Goma : La société civile se félicite de la reprise des activités dans le transport public
Après 3 jours d’observation d’une ville sans transport public, les chauffeurs de taxi-bus et de voitures ont repris leurs activités ce jeudi dans la ville touristique de Goma.
La société civile urbaine de Goma indique que les conséquences négatives observées sur le terrain vis-à-vis de la population ont conduit à une quatrième rencontre entre la Mairie, les propriétaires des taxis-bus, l’ACCO et la société civile de Goma.
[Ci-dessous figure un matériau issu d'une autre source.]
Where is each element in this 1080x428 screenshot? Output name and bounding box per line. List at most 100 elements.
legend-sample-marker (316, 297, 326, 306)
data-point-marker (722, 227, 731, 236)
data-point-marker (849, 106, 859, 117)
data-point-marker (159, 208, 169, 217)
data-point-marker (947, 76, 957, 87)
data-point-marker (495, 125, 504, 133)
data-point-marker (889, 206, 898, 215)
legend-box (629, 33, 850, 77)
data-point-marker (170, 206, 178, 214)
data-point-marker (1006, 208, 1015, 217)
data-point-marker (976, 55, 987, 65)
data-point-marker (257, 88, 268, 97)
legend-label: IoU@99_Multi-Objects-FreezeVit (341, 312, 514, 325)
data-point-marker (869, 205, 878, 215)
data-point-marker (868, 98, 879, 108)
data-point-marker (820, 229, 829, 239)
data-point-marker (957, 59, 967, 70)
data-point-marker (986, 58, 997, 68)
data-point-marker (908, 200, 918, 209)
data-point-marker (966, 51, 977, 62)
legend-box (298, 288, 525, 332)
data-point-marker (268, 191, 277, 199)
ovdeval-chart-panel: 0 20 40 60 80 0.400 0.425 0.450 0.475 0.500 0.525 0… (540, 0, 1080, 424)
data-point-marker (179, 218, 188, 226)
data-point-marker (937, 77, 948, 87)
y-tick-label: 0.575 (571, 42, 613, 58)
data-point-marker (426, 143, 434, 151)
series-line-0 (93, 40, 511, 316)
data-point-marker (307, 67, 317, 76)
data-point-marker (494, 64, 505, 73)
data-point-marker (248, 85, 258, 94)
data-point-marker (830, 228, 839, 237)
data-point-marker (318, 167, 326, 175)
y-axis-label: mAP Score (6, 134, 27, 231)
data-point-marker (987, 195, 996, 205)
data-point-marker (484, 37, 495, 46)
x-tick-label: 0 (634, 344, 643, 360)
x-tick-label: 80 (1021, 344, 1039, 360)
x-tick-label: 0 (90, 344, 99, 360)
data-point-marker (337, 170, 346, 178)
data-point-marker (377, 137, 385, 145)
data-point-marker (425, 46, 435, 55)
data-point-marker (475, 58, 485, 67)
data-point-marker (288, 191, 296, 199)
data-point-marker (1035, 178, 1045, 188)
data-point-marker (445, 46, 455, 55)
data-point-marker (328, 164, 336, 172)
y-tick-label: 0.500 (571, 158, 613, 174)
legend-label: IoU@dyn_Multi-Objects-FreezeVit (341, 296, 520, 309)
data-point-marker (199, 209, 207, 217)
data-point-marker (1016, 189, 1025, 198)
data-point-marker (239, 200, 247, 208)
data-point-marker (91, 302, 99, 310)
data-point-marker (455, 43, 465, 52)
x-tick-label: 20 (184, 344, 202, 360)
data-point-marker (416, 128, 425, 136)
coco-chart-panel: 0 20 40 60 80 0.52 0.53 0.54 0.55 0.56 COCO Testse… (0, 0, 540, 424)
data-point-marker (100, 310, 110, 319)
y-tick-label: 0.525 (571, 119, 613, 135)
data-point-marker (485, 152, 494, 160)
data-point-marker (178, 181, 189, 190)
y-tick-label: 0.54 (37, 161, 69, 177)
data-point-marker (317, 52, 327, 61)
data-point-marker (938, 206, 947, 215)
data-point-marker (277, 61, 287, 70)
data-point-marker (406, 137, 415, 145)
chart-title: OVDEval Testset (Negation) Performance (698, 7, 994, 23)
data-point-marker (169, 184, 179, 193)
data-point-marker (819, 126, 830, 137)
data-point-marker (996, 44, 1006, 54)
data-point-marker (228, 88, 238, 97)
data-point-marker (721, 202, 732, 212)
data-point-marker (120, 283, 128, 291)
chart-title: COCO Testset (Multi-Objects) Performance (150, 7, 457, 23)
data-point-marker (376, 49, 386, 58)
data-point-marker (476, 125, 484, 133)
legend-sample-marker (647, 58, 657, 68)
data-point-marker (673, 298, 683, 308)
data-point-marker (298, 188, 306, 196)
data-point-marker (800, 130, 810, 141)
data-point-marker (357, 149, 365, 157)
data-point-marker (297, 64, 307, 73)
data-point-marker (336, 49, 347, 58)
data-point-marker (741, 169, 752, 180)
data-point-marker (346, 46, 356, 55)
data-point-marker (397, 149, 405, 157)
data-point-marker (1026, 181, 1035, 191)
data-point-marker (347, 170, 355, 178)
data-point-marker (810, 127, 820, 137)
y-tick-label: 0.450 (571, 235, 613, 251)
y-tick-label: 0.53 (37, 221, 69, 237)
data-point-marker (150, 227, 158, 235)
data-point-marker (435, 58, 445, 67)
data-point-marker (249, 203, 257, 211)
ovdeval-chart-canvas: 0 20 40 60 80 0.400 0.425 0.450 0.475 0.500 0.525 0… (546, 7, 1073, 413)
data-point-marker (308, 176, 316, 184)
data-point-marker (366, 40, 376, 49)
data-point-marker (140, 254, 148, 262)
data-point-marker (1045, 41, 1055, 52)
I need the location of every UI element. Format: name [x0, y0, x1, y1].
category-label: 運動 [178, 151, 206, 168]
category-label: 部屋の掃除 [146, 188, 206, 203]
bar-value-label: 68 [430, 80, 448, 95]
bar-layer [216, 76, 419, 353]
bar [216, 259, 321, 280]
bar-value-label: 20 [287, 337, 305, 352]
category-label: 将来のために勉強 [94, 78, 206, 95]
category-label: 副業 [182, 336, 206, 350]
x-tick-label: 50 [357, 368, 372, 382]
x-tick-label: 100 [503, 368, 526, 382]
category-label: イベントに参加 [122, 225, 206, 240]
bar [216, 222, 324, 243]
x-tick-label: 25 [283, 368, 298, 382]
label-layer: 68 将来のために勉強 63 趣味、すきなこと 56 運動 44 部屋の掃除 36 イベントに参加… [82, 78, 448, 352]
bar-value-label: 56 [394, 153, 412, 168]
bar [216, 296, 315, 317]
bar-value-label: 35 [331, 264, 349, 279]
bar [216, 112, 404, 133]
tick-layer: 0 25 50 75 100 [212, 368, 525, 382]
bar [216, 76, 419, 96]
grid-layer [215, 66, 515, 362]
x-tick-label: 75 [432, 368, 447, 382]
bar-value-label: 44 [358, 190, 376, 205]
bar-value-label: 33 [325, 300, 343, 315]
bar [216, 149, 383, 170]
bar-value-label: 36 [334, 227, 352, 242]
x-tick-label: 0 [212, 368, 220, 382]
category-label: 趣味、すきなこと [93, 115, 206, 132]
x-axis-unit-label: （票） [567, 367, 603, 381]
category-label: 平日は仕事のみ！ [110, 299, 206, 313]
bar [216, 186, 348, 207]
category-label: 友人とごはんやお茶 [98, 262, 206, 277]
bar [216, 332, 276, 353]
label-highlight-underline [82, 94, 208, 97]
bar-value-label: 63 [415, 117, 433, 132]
La source de CONGORASSURE. CD informe que pendant cette période de grève, il a été enregistré, « des cas de retard au travail et à l’école, des embouteillages le matin comme le soir, des accidents causés par le transport en tricycles ou encore en véhicules communément appelés FUSO et BEN, la hausse du prix de de course sur moto, et surtout 3 à 4 personnes sur la même moto, la destruction méchante des pneus de taxi-bus, certains chauffeurs ont été battus et les interpellations de certains propriétaires de taxi-bus qui seraient impliqués dans la grève ».
Cependant, après consultation de toutes les parties prenantes, aucune d’entre elles n’est tenue pour responsable de cette grève des bus et taxis dans la ville de Goma.
Par ailleurs, Marion NGAVHO, numéro un de la société civile de Goma, rappelle tout de même que la peinture et l’identification des bus et des taxis est légale en République Démocratique du Congo, et surtout en cette période de l’Etat de siège, période pendant laquelle on assiste à des kidnappings et des vols à main armée, d’où l’impératif d’identifier et de peindre les bus-taxis et les voitures.
Il informe en outre qu’un délai de 25 jours, voire plus, a été donné pour la énième fois par le Maire de la ville pour peindre ces véhicules de transport public.
Il parle également d’une éventuelle négociation concernant la peinture, entre la mairie de Goma et les propriétaires de ces véhicules. La société civile de Goma remercie donc tous ceux qui ont usé de leur souplesse pour que les activités de transport public reprennent, étant du droit pour la population qui est mécène des propriétaires de taxis, ainsi que de l’ACCO.
Ainsi, tous les chauffeurs de taxi-bus et de voiture sont appelés à reprendre le travail, au service de la nation au lieu de se laisser distraire par des tracts et des conflits individuels qui animent les uns et les autres pour paralyser les activités dans la ville de Goma.
Il convient de noter que la société civile de Goma, demande également à l’autorité urbaine et provinciale de déployer des agents de sécurité dans les carrefours et points chauds pour rétablir l’ordre et mettre hors d’état de nuire, tous les malfrats qui bloquent les autres au travail.
La structure urbaine interdit à la population de prendre les tricycles, Fuso et Ben, afin d’éviter les accidents déjà enregistrés, mais aussi pour redorer l’image de la ville touristique de Goma.